Yeah, maybe. I hope so. I I love sushi. I I went to Japan 10 years before I finally tried it. This little Georgia boy said, raw fish, I'm not eating that stuff. And after 10 years, I said, okay, let me try it. And you know, they had the sushi on the bed of rice, and it's no, just pop it in your mouth. You don't bite it, and I popped it in there, and I loved it. So it's been uh I look forward to it. And I know it'll be Gusta National will be some really good sushi too.

Mike Gonzalez

Thank you for listening to another episode of 4 The Good of the Game. And please, wherever you listen to your podcast on Apple and Spotify, if you like what you hear, please subscribe, spread the word, and tell your friends. Till we tee it up again, the good of the game, so everybody in the fairway.

Intro Music

It went smack down the fairway. It is a flight, it is too much of a fly.

Mize, Larry Profile Photo

Golf Professional

Larry Mize is an American professional golfer who played on the PGA Tour and currently plays on the Champions Tour. He is well known for one career-defining shot — a chip from off the green at the 11th hole at Augusta to win the playoff for the 1987 Masters Tournament, which was his only major title.

Mize was born in Augusta, Georgia, attended Georgia Tech, and turned professional in 1980. He finished in the top 125 on the money list (the level needed to retain membership of the tour) for 20 seasons from 1982 to 2001. His first PGA Tour win was the 1983 Danny Thomas Memphis Classic.

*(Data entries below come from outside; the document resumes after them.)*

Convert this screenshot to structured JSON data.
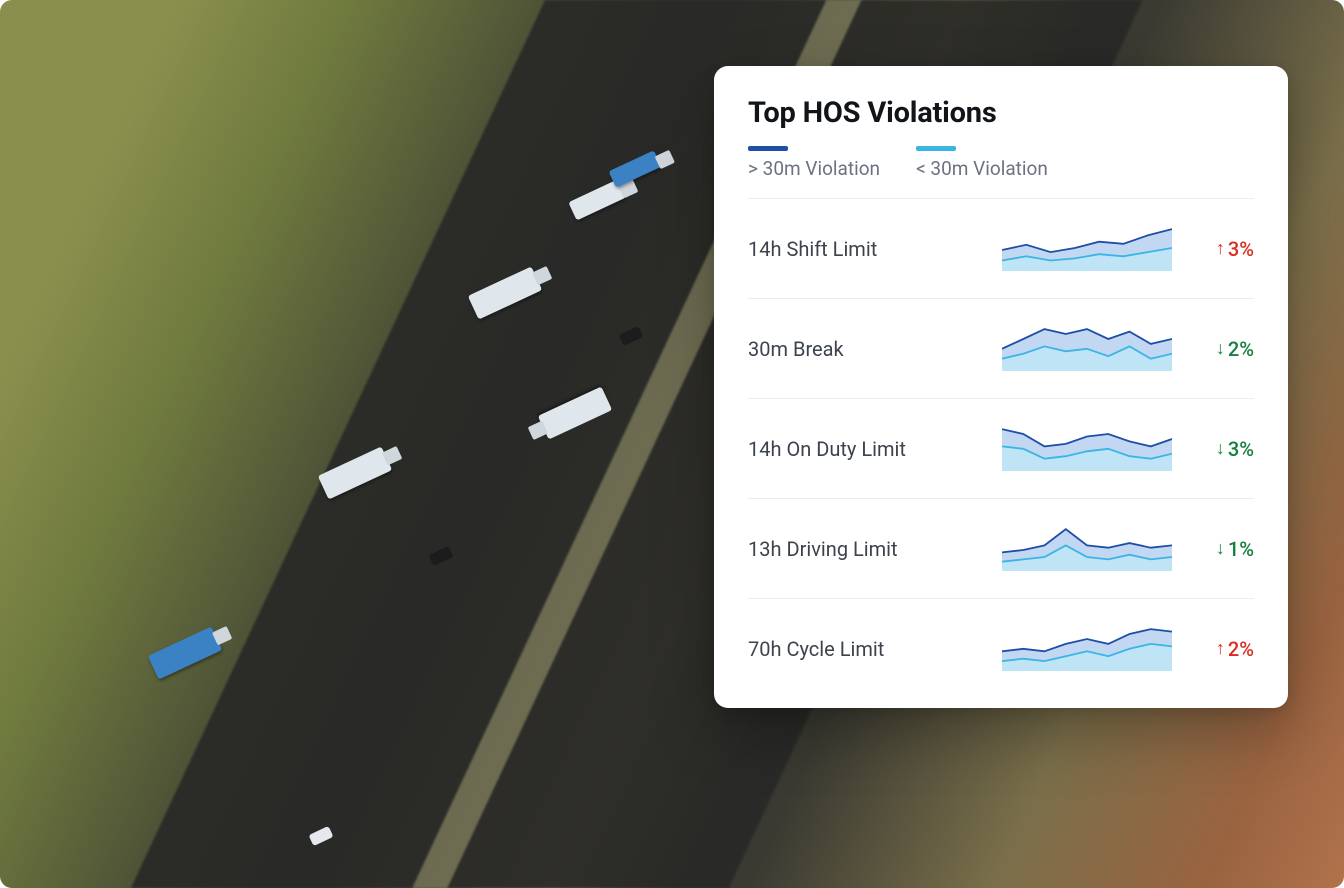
{
  "background": {
    "description": "aerial photo of divided desert highway with semi trucks",
    "dominant_colors": [
      "#8a8f4d",
      "#3a3a32",
      "#7a6f4a",
      "#b0734c"
    ]
  },
  "card": {
    "title": "Top HOS Violations",
    "background_color": "#ffffff",
    "border_radius": 14,
    "title_fontsize": 29,
    "legend": [
      {
        "label": "> 30m Violation",
        "color": "#1e4ea8"
      },
      {
        "label": "< 30m Violation",
        "color": "#3bb4e6"
      }
    ],
    "spark_style": {
      "width": 170,
      "height": 44,
      "line_color_top": "#1e4ea8",
      "fill_color_top": "#8fb7e5",
      "line_color_bottom": "#3bb4e6",
      "fill_color_bottom": "#bfe6f6",
      "line_width": 1.8
    },
    "delta_colors": {
      "up": "#d92d20",
      "down": "#15803d"
    },
    "rows": [
      {
        "label": "14h Shift Limit",
        "delta_direction": "up",
        "delta_text": "3%",
        "series_top": [
          20,
          25,
          18,
          22,
          28,
          26,
          34,
          40
        ],
        "series_bottom": [
          10,
          14,
          10,
          12,
          16,
          14,
          18,
          22
        ]
      },
      {
        "label": "30m Break",
        "delta_direction": "down",
        "delta_text": "2%",
        "series_top": [
          18,
          26,
          34,
          30,
          34,
          26,
          32,
          22,
          26
        ],
        "series_bottom": [
          10,
          14,
          20,
          16,
          18,
          12,
          20,
          10,
          14
        ]
      },
      {
        "label": "14h On Duty Limit",
        "delta_direction": "down",
        "delta_text": "3%",
        "series_top": [
          34,
          30,
          20,
          22,
          28,
          30,
          24,
          20,
          26
        ],
        "series_bottom": [
          20,
          18,
          10,
          12,
          16,
          18,
          12,
          10,
          14
        ]
      },
      {
        "label": "13h Driving Limit",
        "delta_direction": "down",
        "delta_text": "1%",
        "series_top": [
          16,
          18,
          22,
          36,
          22,
          20,
          24,
          20,
          22
        ],
        "series_bottom": [
          8,
          10,
          12,
          22,
          12,
          10,
          14,
          10,
          12
        ]
      },
      {
        "label": "70h Cycle Limit",
        "delta_direction": "up",
        "delta_text": "2%",
        "series_top": [
          16,
          18,
          16,
          22,
          26,
          22,
          30,
          34,
          32
        ],
        "series_bottom": [
          8,
          10,
          8,
          12,
          16,
          12,
          18,
          22,
          20
        ]
      }
    ]
  }
}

At the 1987 Masters, Mize was tied with Seve Ballesteros and Greg Norman after four rounds. Ballesteros was eliminated in the first hole of the playoff. On the second playoff hole, which was Augusta's eleventh, a par four, Mize's second shot landed well off the putting green. It appeared that a birdie would be impossible, and that even making par might be difficult. Meanwhile, Norman's second shot landed on the edge of the green, giving him a potentially makeable birdie putt. On his third shot, Mize hit an incredible, memorable chip shot with a sand wedge from around 140 feet, giving him the birdie. Norman now had an opportunity to tie, but he failed to sink the putt. Mize's win was especially appreciated because he is an Augusta native and had worked on the scoreboard at Augusta National's third hole as a teenager. His Masters win and a tie for fourth at the U.S. Open in June briefly put him in the top-10 of the Official World Golf Ranking.